These steps are required as it is not feasible for pathologists to annotate MFs in the numbers and the precision required by AI models, thereby affecting the diversity and size of the dataset and, consequently, the detection accuracy of the trained model. Nevertheless, each of these steps encounters limitations.
Performing immunohistochemistry following the destaining procedure of H&E-stained sections allows for the rapid and largely specific detection of MFs (specificity >99%)29. Still, it is not a perfect process as cells in the G2 phase of the cell cycle can exhibit weak immunoreactivity30 as well as be prone to false-negative immunoreactivity due to the age of the slide and fixation method31. This restaining procedure also does not detect MLFs, which is crucial to enhance the model specificity.
Active learning can help identify MLFs but a consensus view of MF/MLF cannot always be reached by pathologists. This study highlighted the acknowledged problem of interobserver variation of MF by pathologists4,5 which is compounded when interpreting MFs on digitised slides as it is not possible to adjust the focus plane on cells of interest. During our revision process, a notable proportion (13.8%) of AI-detected cells were categorised as ‘equivocal’ (Supplementary Fig. 1). A secondary review of these images performed by at least two experienced pathologists resolved some of these images but differences in opinion remained in 9.5% of AI-detected MFs.
Finally, despite the limitations discussed above, the integration of immunohistochemistry for MF detection following the destaining of H&E sections, data curation, active learning, and consensus-based review by experienced pathologists enabled us to mitigate the challenges in creating a large-scale database and developing an improved, pan-cancer MF detection model. In our future work, we will also seek to improve the training strategy to enhance the model performance when receiving data from multiple sites32.
Performance of MF detection in various tumours
We tested our OMG-Net on the current largest pan cancer dataset MIDOG++ containing three types of human tumours and four types of canine tumours. Table 2 shows the mean precision, recall and F1 scores with the standard deviation of the proposed framework trained five times using different random seeds, along with the F1 score obtained by ensemble voting and the F1 scores of the in-house model presented in the MIDOG++ paper.
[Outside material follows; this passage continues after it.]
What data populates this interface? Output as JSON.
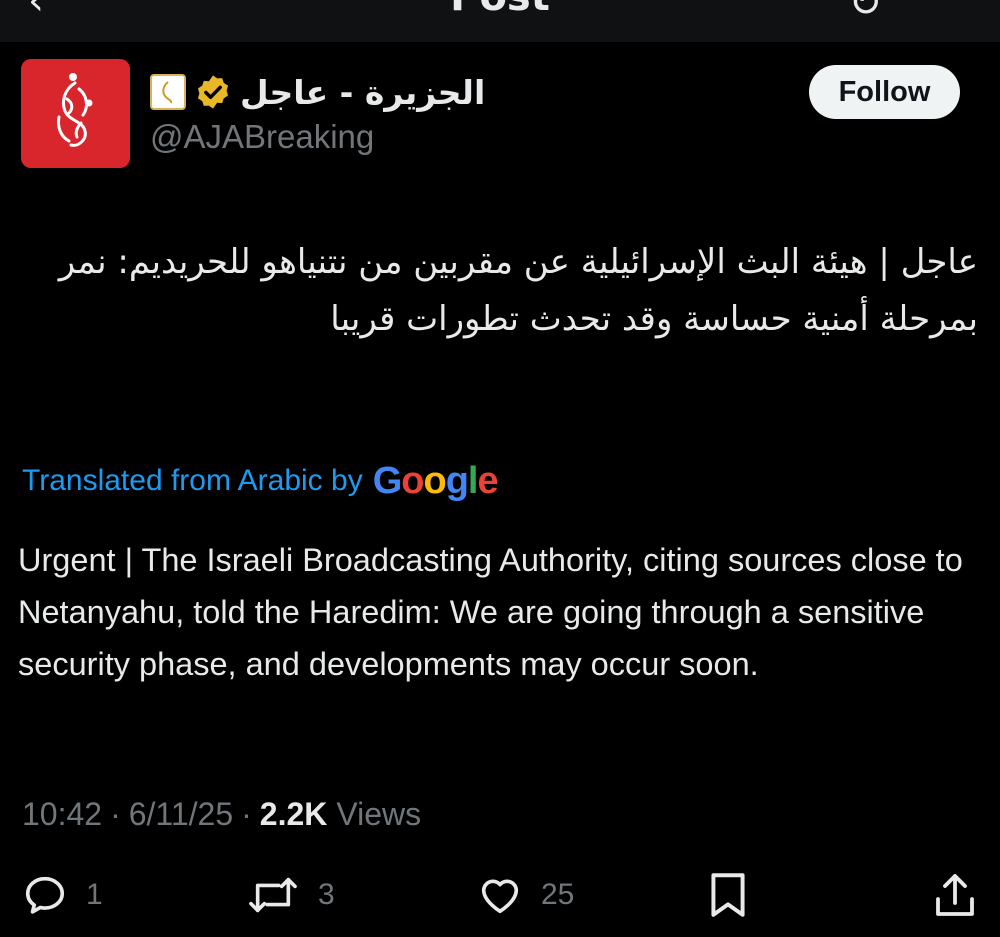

The F1 score comparison for the three types of human tumours (breast carcinoma, neuroendocrine tumour, and melanoma) is also displayed in Fig. 3a. The MF detection scores of OMG-Net are significantly higher (p = 0.001) in all three types of human tumours within the testing set of MIDOG++. Figure 3b shows the benefit of combining multi-centre data, as the increased number of MFs for training correlated with an increase in the holdout F1-score.
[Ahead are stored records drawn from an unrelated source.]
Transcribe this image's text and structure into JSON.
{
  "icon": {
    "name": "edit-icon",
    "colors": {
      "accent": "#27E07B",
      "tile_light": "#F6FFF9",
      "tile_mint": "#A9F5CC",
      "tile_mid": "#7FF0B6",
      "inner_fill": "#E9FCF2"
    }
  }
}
a The testing F1 scores in the human subsets of the proposed framework. The scores are presented as individual data points (n = 5 independent experiments), with yellow dashed lines marking the ensemble F1 scores and red dashed lines marking the mean F1 scores reported by MIDOG++. b The changes in the average F1 score as more mitotic figures (MFs) are included in training. The scores are presented as individual data points (n = 5 independent experiments), with error bars presenting the 95% confidence intervals. c The detection results of the OMG-Net and the Retina-Net used in the MIDOG++ in example regions. The green, yellow and red bounding boxes represent the true positives, false positives and false negatives.
We also compared the OMG-Net to the previous benchmarking MF detection models ranking as the top three in the MIDOG 2022 challenge33. Table 3 reports the scores of different models34,35,36 on the subset included in both the test sets of MIDOG ++ and the MIDOG 2022 challenge (human melanoma and canine cutaneous mast cell tumour). The whole test set of the MIDOG 2022 challenge is not publicly available, and therefore we cannot compare the scores on the rest tumour types.
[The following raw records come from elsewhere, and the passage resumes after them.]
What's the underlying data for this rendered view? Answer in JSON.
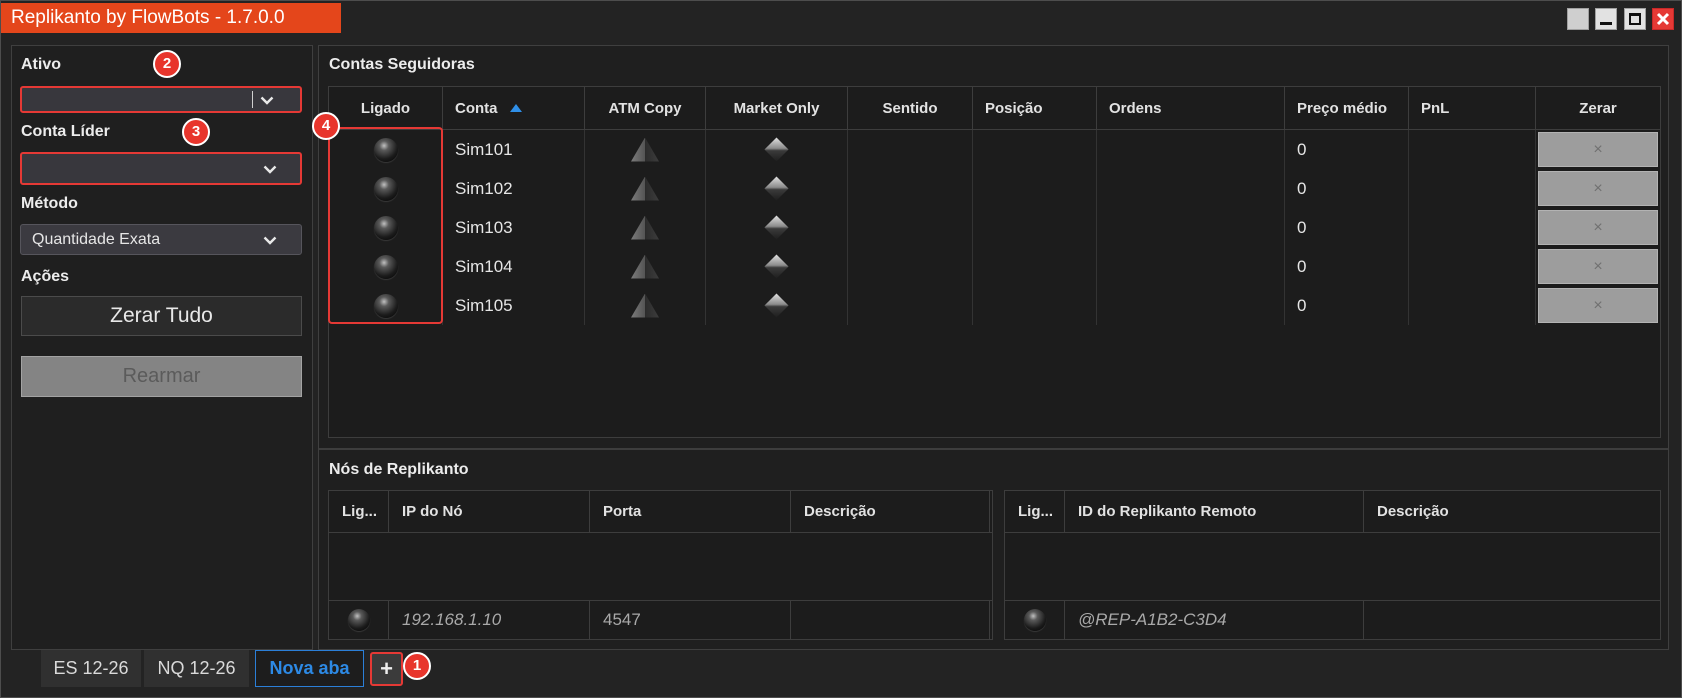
{
  "window": {
    "title": "Replikanto by FlowBots - 1.7.0.0",
    "title_color": "#e4461b",
    "controls": {
      "menu_icon": "window-menu-icon",
      "minimize_icon": "minimize-icon",
      "maximize_icon": "maximize-icon",
      "close_icon": "close-icon",
      "close_color": "#e53935"
    }
  },
  "annotations": {
    "add_tab": "1",
    "ativo": "2",
    "conta_lider": "3",
    "ligado_column": "4",
    "color": "#e53935"
  },
  "sidebar": {
    "ativo": {
      "label": "Ativo",
      "value": "",
      "icon": "chevron-down-icon"
    },
    "conta_lider": {
      "label": "Conta Líder",
      "value": "",
      "icon": "chevron-down-icon"
    },
    "metodo": {
      "label": "Método",
      "value": "Quantidade Exata",
      "icon": "chevron-down-icon"
    },
    "acoes": {
      "label": "Ações",
      "zerar_tudo": "Zerar Tudo",
      "rearmar": "Rearmar",
      "rearmar_enabled": false
    }
  },
  "followers": {
    "title": "Contas Seguidoras",
    "columns": [
      "Ligado",
      "Conta",
      "ATM Copy",
      "Market Only",
      "Sentido",
      "Posição",
      "Ordens",
      "Preço médio",
      "PnL",
      "Zerar"
    ],
    "sort": {
      "column_index": 1,
      "ascending": true,
      "icon": "sort-ascending-icon",
      "color": "#2f8fe8"
    },
    "zerar_glyph": "×",
    "rows": [
      {
        "conta": "Sim101",
        "preco_medio": "0",
        "ligado_icon": "led-off-icon",
        "atm_copy_icon": "triangle-icon",
        "market_only_icon": "diamond-icon"
      },
      {
        "conta": "Sim102",
        "preco_medio": "0",
        "ligado_icon": "led-off-icon",
        "atm_copy_icon": "triangle-icon",
        "market_only_icon": "diamond-icon"
      },
      {
        "conta": "Sim103",
        "preco_medio": "0",
        "ligado_icon": "led-off-icon",
        "atm_copy_icon": "triangle-icon",
        "market_only_icon": "diamond-icon"
      },
      {
        "conta": "Sim104",
        "preco_medio": "0",
        "ligado_icon": "led-off-icon",
        "atm_copy_icon": "triangle-icon",
        "market_only_icon": "diamond-icon"
      },
      {
        "conta": "Sim105",
        "preco_medio": "0",
        "ligado_icon": "led-off-icon",
        "atm_copy_icon": "triangle-icon",
        "market_only_icon": "diamond-icon"
      }
    ]
  },
  "nodes": {
    "title": "Nós de Replikanto",
    "local": {
      "columns": [
        "Lig...",
        "IP do Nó",
        "Porta",
        "Descrição"
      ],
      "rows": [
        {
          "ligado_icon": "led-off-icon",
          "ip": "192.168.1.10",
          "porta": "4547"
        }
      ]
    },
    "remote": {
      "columns": [
        "Lig...",
        "ID do Replikanto Remoto",
        "Descrição"
      ],
      "rows": [
        {
          "ligado_icon": "led-off-icon",
          "id": "@REP-A1B2-C3D4"
        }
      ]
    }
  },
  "tabs": {
    "items": [
      {
        "label": "ES 12-26",
        "active": false
      },
      {
        "label": "NQ 12-26",
        "active": false
      },
      {
        "label": "Nova aba",
        "active": true
      }
    ],
    "add_label": "+",
    "active_color": "#2d8ae5"
  }
}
Object detection models such as Faster R-CNN37, RetinaNet38 and YOLO39 have been widely used for MF detection13,24. These models integrate in a single model an object proposal network with a primary classifier. However, these models suffer from the imbalanced loss problem, as the cell segmentation and classification loss have inherently unequal magnitudes. The gradient updates that occur during backpropagation can be dominated by the loss function with the larger norm40, leading to suboptimal training and convergence issues. This becomes even more prominent when dealing with small datasets or complex objects, as the imbalance in the loss functions’ impact can significantly hinder the model’s ability to learn effectively from the limited available data41. The use of integrated object detection models in histopathological studies has been shown to generate false positive results due to the complex and variable nature of cell morphology. Advanced object detection models are constantly evolving while their performance in MF detection has not been reported. We retrained an RT-DETR model42 using our dataset and tested it on the same test set. The dataset was prepared as patches with a size of 640 pixels × 640 pixels. An RT-DETR-X was trained for 200 epochs using the default configuration. Overall, we observed a lower F1 score than OMG-Net (0.764 ± 0.01 vs 0.783 ± 0.02).
It has been demonstrated43,44 that integrating a secondary classifier, trained on MFs and other objects such as MLFs, to review and reject false positive cases improves a framework’s precision. This approach limits the imbalanced loss problem, as the segmentation loss is excluded in training the additional classifiers. However, these methods add unnecessary complexity to the network since two classifiers must be trained.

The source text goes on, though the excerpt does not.